The Winterswijk rural population is scattered over 10 hamlets: Miste, Corle, Meddo, Ratum, Huppel, Henxel, Kotten, Brinkheurne, Woold, and Dorpbuurt. Originally the majority of the population lived in these villages.

About 1859 – the beginning of the rise of the textile industry – more than 70% of the population (5,477 people) lived in the countryside, compared to 30% (1,920 people) in the villages. By 1930 the relationships were practically reversed: 61% (11,000 souls) lived already in the ‘centrum’ (= center) compared to 39% (7,000) in the countryside. Since then the population of the countryside has hardly grown. In 1960 not even 8,000 “countrymen” were registered. The majority still earns living in farming, as always.

For a long time, the hamlets were strongly independent communes, protected from the outside world by an “oakwood curtain” formed by dense stands of oaks. If one compares the hamlets with each other, one could discover small differences in the pattern of the landscape, which correspond with old similarities in human inhabitation.

A distinction can be made between two types of landscape: the old farmstead landscape and the young reclamation landscape.

One might come across the “old farmstead landscape” especially in Woold, Miste, Ratum, Huppel and parts of Henxel and the Brinkheurne. In those areas, the natural circumstances were most favorable for practicing small but advanced agricultural techniques. There a centuries-old interaction between humankind and nature has created the most characteristic Winterswijk landscape, characterized by deciduous forest complexes in a varying pattern of ‘kampen’ (kamp = a piece of ground fenced off with a ditch or a fence) situated on high grounds with narrow brooks and valleys in the lower grounds and cleaved by winding small roads.

This is also the land of the farmsteads of the “Scholten” (see chapter 4) and of the small tenant farms covered with red roof tiles. The “young reclamation landscape” came into being on parts of the earlier heather-and-peat areas, which partly were planted with pine forests and partly were reclaimed as agricultural land.

This variation of the landscape with meadows, fields, and forest complexes, creates a more spacious, wide-open landscape.
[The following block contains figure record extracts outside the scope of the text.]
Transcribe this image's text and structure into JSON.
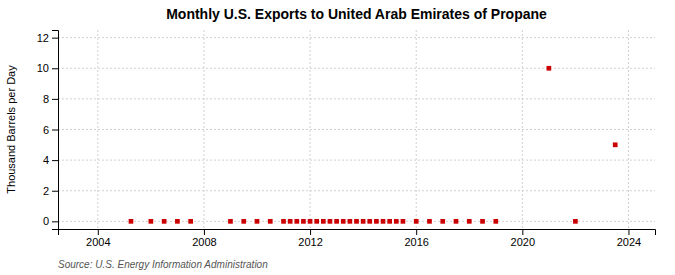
{
  "chart_data": {
    "type": "scatter",
    "title": "Monthly U.S. Exports to United Arab Emirates of Propane",
    "ylabel": "Thousand Barrels per Day",
    "source": "Source: U.S. Energy Information Administration",
    "x": [
      2005.25,
      2006.0,
      2006.5,
      2007.0,
      2007.5,
      2009.0,
      2009.5,
      2010.0,
      2010.5,
      2011.0,
      2011.25,
      2011.5,
      2011.75,
      2012.0,
      2012.25,
      2012.5,
      2012.75,
      2013.0,
      2013.25,
      2013.5,
      2013.75,
      2014.0,
      2014.25,
      2014.5,
      2014.75,
      2015.0,
      2015.25,
      2015.5,
      2016.0,
      2016.5,
      2017.0,
      2017.5,
      2018.0,
      2018.5,
      2019.0,
      2021.0,
      2022.0,
      2023.5
    ],
    "values": [
      0.0,
      0.0,
      0.0,
      0.0,
      0.0,
      0.0,
      0.0,
      0.0,
      0.0,
      0.0,
      0.0,
      0.0,
      0.0,
      0.0,
      0.0,
      0.0,
      0.0,
      0.0,
      0.0,
      0.0,
      0.0,
      0.0,
      0.0,
      0.0,
      0.0,
      0.0,
      0.0,
      0.0,
      0.0,
      0.0,
      0.0,
      0.0,
      0.0,
      0.0,
      0.0,
      10.0,
      0.0,
      5.0
    ],
    "color": "#cc0000",
    "marker": "square",
    "xlim": [
      2002.5,
      2025.0
    ],
    "ylim": [
      -0.5,
      12.5
    ],
    "xticks": [
      2004,
      2008,
      2012,
      2016,
      2020,
      2024
    ],
    "yticks": [
      0,
      2,
      4,
      6,
      8,
      10,
      12
    ],
    "grid": true
  }
}
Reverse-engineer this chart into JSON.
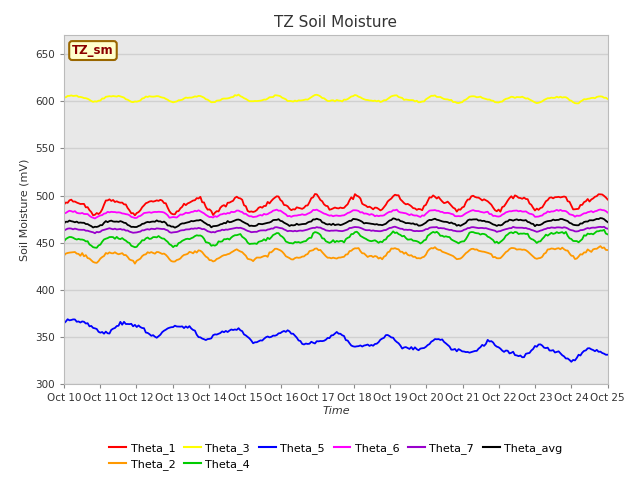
{
  "title": "TZ Soil Moisture",
  "ylabel": "Soil Moisture (mV)",
  "xlabel": "Time",
  "legend_label": "TZ_sm",
  "x_tick_labels": [
    "Oct 10",
    "Oct 11",
    "Oct 12",
    "Oct 13",
    "Oct 14",
    "Oct 15",
    "Oct 16",
    "Oct 17",
    "Oct 18",
    "Oct 19",
    "Oct 20",
    "Oct 21",
    "Oct 22",
    "Oct 23",
    "Oct 24",
    "Oct 25"
  ],
  "ylim": [
    300,
    670
  ],
  "yticks": [
    300,
    350,
    400,
    450,
    500,
    550,
    600,
    650
  ],
  "n_points": 300,
  "series_order": [
    "Theta_1",
    "Theta_2",
    "Theta_3",
    "Theta_4",
    "Theta_5",
    "Theta_6",
    "Theta_7",
    "Theta_avg"
  ],
  "series": {
    "Theta_1": {
      "color": "#ff0000",
      "base": 488,
      "amplitude": 7,
      "freq": 0.9,
      "trend": 0.02
    },
    "Theta_2": {
      "color": "#ff9900",
      "base": 435,
      "amplitude": 5,
      "freq": 0.9,
      "trend": 0.018
    },
    "Theta_3": {
      "color": "#ffff00",
      "base": 603,
      "amplitude": 3,
      "freq": 0.9,
      "trend": -0.003
    },
    "Theta_4": {
      "color": "#00cc00",
      "base": 451,
      "amplitude": 5,
      "freq": 0.9,
      "trend": 0.022
    },
    "Theta_5": {
      "color": "#0000ff",
      "base": 363,
      "amplitude": 6,
      "freq": 0.7,
      "trend": -0.11
    },
    "Theta_6": {
      "color": "#ff00ff",
      "base": 480,
      "amplitude": 3,
      "freq": 0.9,
      "trend": 0.006
    },
    "Theta_7": {
      "color": "#9900cc",
      "base": 463,
      "amplitude": 2,
      "freq": 0.9,
      "trend": 0.006
    },
    "Theta_avg": {
      "color": "#000000",
      "base": 470,
      "amplitude": 3,
      "freq": 0.9,
      "trend": 0.008
    }
  },
  "fig_bg": "#ffffff",
  "plot_bg": "#e8e8e8",
  "grid_color": "#d0d0d0",
  "title_fontsize": 11,
  "axis_fontsize": 8,
  "tick_fontsize": 7.5
}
It is no coincidence that the “Scholten farmsteads” converge with the “old farmstead landscape.” While in other areas the increase in the scale of agriculture caused an increasingly uniform countryside, the powerful Winterswijk “Scholten” (landed gentry) instead created and maintained a patchwork of farmland and forests, based on their traditional belief that the possession of forests and wooded areas was highly desirable. The implementation of this philosophy resulted in a truly remarkable rural landscape.